Üçüncü itiraz şu şekilde özetlenebilir: "Bir elinizle verdiğinizi diğer elinizle alırsınız", yani değerleriniz özünde anlamsızdır, çünkü onları kendiniz seçersiniz. Buna derin bir üzüntüyle cevap vereceğim; ama eğer Baba Tanrı'yı ​​ortadan kaldırdıysam, o zaman birinin değerleri icat etmesi gerekir. Her şeyi olduğu gibi kabul etmelisiniz. Üstelik değerleri icat ettiğimizi söylemek, yalnızca yaşamın a priori bir anlamı olmadığını söylemektir. Hayatınızı yaşayana kadar bu hiçbir şeydir, ona kendiniz bir anlam vermelisiniz ve değer, sizin seçtiğiniz bu anlamdan başka bir şey değildir. Bunu yaparken, bir insan topluluğu yaratma fırsatının olduğunu keşfedersiniz.

Varoluşçuluğun hümanizm olup olmadığını sorduğum için suçlandım. Bana şunu söylediler: "Sonuçta, Bulantı'da hümanistlerin hatalı olduğunu yazdın, belli bir tür hümanizmle alay ettin, neden şimdi ona dönelim?" Nitekim "hümanizm" kelimesinin tamamen farklı iki anlamı vardır. Hümanizm, insanı amaç ve en yüksek değer olarak gören bir teori olarak anlaşılabilir. Cocteau'nun bu tür bir hümanizmi var, örneğin, "80 Saatte Dünya Çapında" adlı hikayesinde, kahramanlardan birinin uçakla dağların üzerinden uçarak şöyle bağırdığı: "Bir adam harika!" Bu, uçağın yaratılmasında yer almayan benim kişisel olarak bu icatların meyvelerinden yararlanabileceğim ve kişisel olarak - bir kişi olarak - başkaları tarafından gerçekleştirilen eylemlerin hem sorumluluğunu hem de onurunu kendi hesabıma atabileceğim anlamına geliyor. insanlar. Bu, bir kişiyi bazı insanların en olağanüstü eylemlerine göre yargılayabileceğimiz anlamına gelir.
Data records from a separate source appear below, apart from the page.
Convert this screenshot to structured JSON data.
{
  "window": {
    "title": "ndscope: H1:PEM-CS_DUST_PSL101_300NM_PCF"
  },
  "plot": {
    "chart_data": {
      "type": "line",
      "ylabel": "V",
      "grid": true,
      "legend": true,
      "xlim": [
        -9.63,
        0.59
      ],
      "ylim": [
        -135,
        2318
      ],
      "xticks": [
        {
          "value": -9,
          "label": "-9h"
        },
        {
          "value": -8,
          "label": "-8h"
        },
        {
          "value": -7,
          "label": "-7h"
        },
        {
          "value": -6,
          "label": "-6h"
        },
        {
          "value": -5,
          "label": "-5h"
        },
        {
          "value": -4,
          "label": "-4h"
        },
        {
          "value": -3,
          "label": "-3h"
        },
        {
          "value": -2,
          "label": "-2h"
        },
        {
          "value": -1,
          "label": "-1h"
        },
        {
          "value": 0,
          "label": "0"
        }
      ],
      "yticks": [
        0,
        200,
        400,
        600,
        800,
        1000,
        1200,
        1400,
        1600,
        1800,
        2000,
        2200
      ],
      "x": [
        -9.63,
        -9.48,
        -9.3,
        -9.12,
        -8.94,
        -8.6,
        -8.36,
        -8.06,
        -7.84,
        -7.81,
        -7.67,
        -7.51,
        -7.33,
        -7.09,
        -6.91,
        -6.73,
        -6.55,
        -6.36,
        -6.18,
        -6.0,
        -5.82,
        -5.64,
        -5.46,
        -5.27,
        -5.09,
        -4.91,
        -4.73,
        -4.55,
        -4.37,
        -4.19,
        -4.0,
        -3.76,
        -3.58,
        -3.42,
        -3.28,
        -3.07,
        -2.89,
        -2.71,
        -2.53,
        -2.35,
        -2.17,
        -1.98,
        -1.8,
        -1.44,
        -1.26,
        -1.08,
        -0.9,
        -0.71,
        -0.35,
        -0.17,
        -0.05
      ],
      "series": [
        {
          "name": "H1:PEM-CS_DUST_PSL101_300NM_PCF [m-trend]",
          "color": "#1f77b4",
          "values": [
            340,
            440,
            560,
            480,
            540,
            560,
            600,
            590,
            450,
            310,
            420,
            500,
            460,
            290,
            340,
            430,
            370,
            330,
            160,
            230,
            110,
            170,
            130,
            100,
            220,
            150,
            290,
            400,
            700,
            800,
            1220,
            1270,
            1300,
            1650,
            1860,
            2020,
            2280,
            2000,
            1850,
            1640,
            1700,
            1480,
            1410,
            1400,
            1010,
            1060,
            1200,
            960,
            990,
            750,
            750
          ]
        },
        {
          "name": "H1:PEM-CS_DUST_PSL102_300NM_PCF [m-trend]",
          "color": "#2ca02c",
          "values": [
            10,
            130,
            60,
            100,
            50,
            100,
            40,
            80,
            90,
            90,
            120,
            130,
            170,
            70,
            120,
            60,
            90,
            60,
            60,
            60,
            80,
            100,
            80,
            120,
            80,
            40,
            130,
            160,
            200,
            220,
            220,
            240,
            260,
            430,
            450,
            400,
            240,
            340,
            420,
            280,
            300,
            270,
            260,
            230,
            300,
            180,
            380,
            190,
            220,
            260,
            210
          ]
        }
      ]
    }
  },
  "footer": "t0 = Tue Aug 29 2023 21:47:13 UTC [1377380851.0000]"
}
Böyle bir hümanizm saçmadır, çünkü yalnızca bir köpek ya da bir at verebilir Genel özellikleri Bir kişiye karşı o kişinin muhteşem olduğunu iddia etmek, bu arada, en azından benim bildiğim kadarıyla bunu hiçbir şekilde yapmayacaklar. Ancak bir kişinin bir kişiyi yargılayabileceğini kabul etmek imkansızdır. Varoluşçuluk onu bu tür tüm yargılardan kurtarır. Bir varoluşçu asla bir insanı amaç olarak görmez, çünkü kişi her zaman eksiktir. Ve Auguste Comte gibi tapınılabilecek bir tür insanlığın var olduğunu düşünmek zorunda değiliz. İnsanlık kültü Comte'un kapalı hümanizmine ve - söylemeye değer - faşizme yol açar. Böyle bir hümanizme ihtiyacımız yok.

Ancak hümanizm başka bir anlamda da anlaşılabilir. İnsan sürekli olarak kendisinin dışındadır. Kendini yansıtarak ve kendini dışarıda kaybederek bir erkek olarak var olur. Öte yandan, yalnızca aşkın hedeflerin peşinde koşarak var olabilir. Bu öteye geçme, nesneleri ancak bu kendini aşmayla bağlantılı olarak yakalama, kendi sınırlarını aşmanın özünde, merkezindedir. İnsan dünyasından, insan öznelliğinin dünyasından başka bir dünya yoktur. İnsanı oluşturan aşkınlık (Tanrı'nın aşkın olması anlamında değil, kendi sınırlarının ötesine gitme anlamında) ile öznellik (insanın kendi içinde kapalı olmaması ve insan dünyasında her zaman mevcut olması anlamında) arasındaki bağlantı - varoluşçu hümanizm dediğimiz şey budur.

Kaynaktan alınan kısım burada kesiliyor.